Sunday 1 May 2011

THE ATTEMPTED MURDER OF GADDAFI

I am writing this brief post in response to the recent information coming out of Libya about the death of Gaddafi's son and three of his grandchildren in an air strike. 

From the information provided by the journalists who visited the scene of the attack it is clear that the attack was made not on some sort of command centre but on a residential villa.  Apparently some sort of family gathering took place at which Gaddafi was, or was expected to be, in attendance.  The attack on the villa can only therefore be explained as an assassination attempt though one that seems to have failed.  The Russian Foreign Ministry is surely right to say that NATO claims that Gaddafi is not being deliberately targeted are now simply unbelievable.  Though the assassination attempt failed at least four innocent people three of them young children who were members of Gaddafi's family (his youngest son and his three grandchildren) were killed.

This is straightforward murder.  There is nothing in Resolution 1973 that permits it.  On the contrary Resolution 1973 is solely concerned with the protection of civilians.  As part of an unsuccessful assassination attempt NATO has now killed four.  Nor does Resolution 1973 authorise killing Gaddafi, which is an act of attempted murder and which is also contrary to international law. 

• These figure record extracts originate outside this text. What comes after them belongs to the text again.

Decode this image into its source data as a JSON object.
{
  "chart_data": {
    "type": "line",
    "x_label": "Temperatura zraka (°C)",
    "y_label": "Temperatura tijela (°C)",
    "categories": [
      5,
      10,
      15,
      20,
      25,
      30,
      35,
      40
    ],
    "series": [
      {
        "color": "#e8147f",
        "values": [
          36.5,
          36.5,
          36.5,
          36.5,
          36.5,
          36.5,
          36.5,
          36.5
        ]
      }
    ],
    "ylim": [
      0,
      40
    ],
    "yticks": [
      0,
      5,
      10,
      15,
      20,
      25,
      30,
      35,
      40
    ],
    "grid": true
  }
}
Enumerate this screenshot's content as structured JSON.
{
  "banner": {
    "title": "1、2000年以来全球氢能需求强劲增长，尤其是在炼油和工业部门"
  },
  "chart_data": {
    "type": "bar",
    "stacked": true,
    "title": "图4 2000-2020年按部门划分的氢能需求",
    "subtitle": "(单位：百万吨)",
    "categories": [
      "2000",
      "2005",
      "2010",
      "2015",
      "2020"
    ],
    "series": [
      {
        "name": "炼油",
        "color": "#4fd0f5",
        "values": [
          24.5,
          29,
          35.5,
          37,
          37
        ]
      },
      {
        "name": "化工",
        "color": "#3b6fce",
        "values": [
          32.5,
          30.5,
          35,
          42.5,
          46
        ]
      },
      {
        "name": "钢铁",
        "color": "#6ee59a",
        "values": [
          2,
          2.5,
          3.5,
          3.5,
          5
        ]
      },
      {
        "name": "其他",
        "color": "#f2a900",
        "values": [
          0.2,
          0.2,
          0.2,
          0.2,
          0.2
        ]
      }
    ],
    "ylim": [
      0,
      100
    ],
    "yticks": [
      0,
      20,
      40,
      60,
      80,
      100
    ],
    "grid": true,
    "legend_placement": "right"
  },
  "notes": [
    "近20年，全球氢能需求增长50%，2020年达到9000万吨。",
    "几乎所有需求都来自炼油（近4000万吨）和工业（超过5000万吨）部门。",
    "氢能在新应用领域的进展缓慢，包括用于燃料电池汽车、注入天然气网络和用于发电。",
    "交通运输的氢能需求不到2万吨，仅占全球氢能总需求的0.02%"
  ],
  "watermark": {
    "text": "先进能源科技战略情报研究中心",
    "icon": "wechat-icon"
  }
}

We now face an important test.  Ever since the bombing of the television station in Belgrade in 1999 we have witnessed an ongoing moral collapse.  Once upon a time I could not have imagined the British government colluding in torture and yet this has happened.  Similarly I cannot imagine any previous British Prime Minister pre Blair countenancing the open murder of the head of state of a foreign power.  Even to think of Gladstone, Disraeli, Asquith, Attlee, Macmillan, Wilson, Heath, Callaghan or indeed Thatcher ordering such a thing is to realise that such a thing would have been impossible.  During the Second World War Churchill emphatically ruled out any idea of a British attempt to assassinate Hitler.  Nor in former times would British public opinion have countenanced an open attempt at murder by the British government.especially one that resulted in the killing of innocent people.  On the contrary had such a thing ever happened the result would have triggered a storm.  If the response to the murder attempt on Gaddafi is more business as usual then another line in the ongoing descent into barbarism will have been crossed.